What is less clear is whether or not there are net American benefits from the offshoring trend.  Certainly, jobs have been displaced in the U.S. by offshoring.  However, it helps to bear in mind that job displacement is continuous, with or without offshoring, and factors other than offshoring may contribute.  For example, advancing technologies, including the introduction of music file sharing and the digitization of music in general, have displaced jobs in the recorded music industry.  While smartphones and other digital devices that can play music are extremely popular, and they may be manufactured in outsourced, offshore facilities, it would be incorrect to blame the fact that smartphones are manufactured offshore for the general shift in recorded music employment.
Another factor to consider is what is called the “complementary” effect of offshoring.  For example, U.S.-based companies may build or utilize offshore facilities for two purposes.  The first may be to use lower-cost offshore workers to manufacture products for sale back home in the U.S.  The second, however, will most likely be to gain better access to foreign markets.  This means that the U.S.-based company has an opportunity to sell its products at high-value prices in the nation, such as China, where they are manufactured, as well as to ship those products at highly competitive prices to markets nearby in Japan, Australia and the UK.  In other words, by using offshoring, the U.S.-based firm becomes more competitive, both at home and in global markets.  (In fact, a large percentage of the products of multinational, U.S.-based firms that are manufactured by overseas subsidiaries are sold in overseas markets, and profits earned in foreign markets make up a very significant portion of the total profits of the largest firms.)

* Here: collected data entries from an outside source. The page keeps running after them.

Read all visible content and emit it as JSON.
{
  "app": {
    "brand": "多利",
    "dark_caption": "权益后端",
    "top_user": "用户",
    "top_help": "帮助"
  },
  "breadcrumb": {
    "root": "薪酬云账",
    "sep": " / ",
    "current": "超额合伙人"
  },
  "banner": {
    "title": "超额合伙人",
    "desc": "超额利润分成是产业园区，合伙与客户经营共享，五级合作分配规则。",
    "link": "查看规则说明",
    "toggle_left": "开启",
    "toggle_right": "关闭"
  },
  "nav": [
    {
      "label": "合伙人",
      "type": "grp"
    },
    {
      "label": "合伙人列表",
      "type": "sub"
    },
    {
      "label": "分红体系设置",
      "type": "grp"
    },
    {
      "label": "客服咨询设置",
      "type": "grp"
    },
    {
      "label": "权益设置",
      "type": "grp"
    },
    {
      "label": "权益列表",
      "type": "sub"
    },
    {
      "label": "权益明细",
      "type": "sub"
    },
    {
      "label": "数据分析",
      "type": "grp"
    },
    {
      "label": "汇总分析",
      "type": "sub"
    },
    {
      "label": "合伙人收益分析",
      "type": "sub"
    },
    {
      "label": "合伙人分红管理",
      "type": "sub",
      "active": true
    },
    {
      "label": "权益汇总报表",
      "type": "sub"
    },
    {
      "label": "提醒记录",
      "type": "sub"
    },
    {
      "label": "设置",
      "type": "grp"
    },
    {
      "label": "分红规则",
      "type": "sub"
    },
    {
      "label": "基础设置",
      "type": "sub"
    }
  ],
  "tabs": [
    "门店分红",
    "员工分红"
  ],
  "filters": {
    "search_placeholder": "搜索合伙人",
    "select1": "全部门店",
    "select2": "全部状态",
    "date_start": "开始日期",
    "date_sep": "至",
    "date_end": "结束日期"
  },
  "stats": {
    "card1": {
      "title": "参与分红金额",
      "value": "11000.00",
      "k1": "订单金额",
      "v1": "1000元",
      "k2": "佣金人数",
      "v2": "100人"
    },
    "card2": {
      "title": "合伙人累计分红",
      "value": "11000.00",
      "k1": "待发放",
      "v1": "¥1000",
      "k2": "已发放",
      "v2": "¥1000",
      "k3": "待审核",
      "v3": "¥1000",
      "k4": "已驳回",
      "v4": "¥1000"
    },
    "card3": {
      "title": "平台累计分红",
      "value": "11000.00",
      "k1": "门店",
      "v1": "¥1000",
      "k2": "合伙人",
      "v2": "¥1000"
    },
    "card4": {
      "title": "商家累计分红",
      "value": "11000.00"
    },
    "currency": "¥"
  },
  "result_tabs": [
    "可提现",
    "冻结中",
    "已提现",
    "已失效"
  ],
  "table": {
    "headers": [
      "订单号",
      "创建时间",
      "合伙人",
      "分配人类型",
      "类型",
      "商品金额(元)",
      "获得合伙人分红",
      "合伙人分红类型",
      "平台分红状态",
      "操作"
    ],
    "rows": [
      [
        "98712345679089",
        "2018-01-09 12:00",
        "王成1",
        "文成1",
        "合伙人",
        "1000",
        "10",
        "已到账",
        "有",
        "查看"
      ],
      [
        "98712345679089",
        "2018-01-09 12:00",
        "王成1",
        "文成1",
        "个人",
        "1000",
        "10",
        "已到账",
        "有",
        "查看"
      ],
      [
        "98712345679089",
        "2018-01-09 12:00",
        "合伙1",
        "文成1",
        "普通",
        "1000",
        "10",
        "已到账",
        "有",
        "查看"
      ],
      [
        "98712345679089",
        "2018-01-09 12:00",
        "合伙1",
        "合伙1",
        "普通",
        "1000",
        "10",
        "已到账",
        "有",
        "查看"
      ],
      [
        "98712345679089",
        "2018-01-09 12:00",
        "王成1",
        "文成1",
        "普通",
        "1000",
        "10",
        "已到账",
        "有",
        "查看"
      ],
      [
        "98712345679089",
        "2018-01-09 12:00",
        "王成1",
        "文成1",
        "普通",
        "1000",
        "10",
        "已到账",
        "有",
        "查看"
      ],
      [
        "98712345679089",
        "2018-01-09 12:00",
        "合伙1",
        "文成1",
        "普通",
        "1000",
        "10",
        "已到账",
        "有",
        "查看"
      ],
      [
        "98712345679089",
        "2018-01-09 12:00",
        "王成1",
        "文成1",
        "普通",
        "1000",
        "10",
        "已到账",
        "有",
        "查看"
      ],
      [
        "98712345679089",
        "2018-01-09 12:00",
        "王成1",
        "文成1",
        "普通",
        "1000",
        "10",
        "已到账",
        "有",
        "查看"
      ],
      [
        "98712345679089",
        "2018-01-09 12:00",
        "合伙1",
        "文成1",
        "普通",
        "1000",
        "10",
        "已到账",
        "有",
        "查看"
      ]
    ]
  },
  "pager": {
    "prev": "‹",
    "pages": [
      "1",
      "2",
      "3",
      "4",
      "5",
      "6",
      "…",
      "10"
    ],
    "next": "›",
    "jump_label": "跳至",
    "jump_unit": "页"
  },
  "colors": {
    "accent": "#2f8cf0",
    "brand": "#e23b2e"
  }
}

Next, in order to manage increased global business and take advantage of growing offshore marketing opportunities, the firm may need to hire additional people for certain tasks back home in its U.S. facilities.  This doesn’t eliminate the very real problems faced by workers who may have been laid off in a U.S. factory.
It is also true that many services firms based in the U.S., UK and Europe do business on a global basis.  Meanwhile, a significant number of foreign-owned services providers are setting up U.S. offices, acquiring U.S.-based companies and hiring Americans to work in U.S. facilities, as well as importing foreign nationals to work in America under temporary visas.
The opening of U.S. offices by foreign services firms relates to the fact that some tasks can’t be done effectively without personal contact with the client.  Other tasks are better performed or managed in the nation where they will be utilized.  For example, foreign companies are creating large numbers of lucrative industrial sales and customer relations jobs in the U.S.  Likewise, many foreign-owned manufacturers operate major plants within the U.S., including virtually every major automobile manufacturer from Toyota to BMW to Mercedes Benz.  By 2019 (the latest data available), according to the Organization for International Investment, 7.4 million people in the U.S. were employed by U.S. subsidiaries of foreign firms.
It is certainly clear that displaced workers in many key industries in the U.S. have found it difficult, often impossible, to replace their former levels of pay and benefits.  This is particularly true for people who previously worked in heavy manufacturing industries, such as automobiles and automotive components.  Government-backed programs that offer retraining and job placement assistance are often insufficient or ineffective.  The rapid decline of a domestic industry, or the loss of a large number of local jobs at once, can create significant economic “shocks” that can be difficult to impossible to overcome.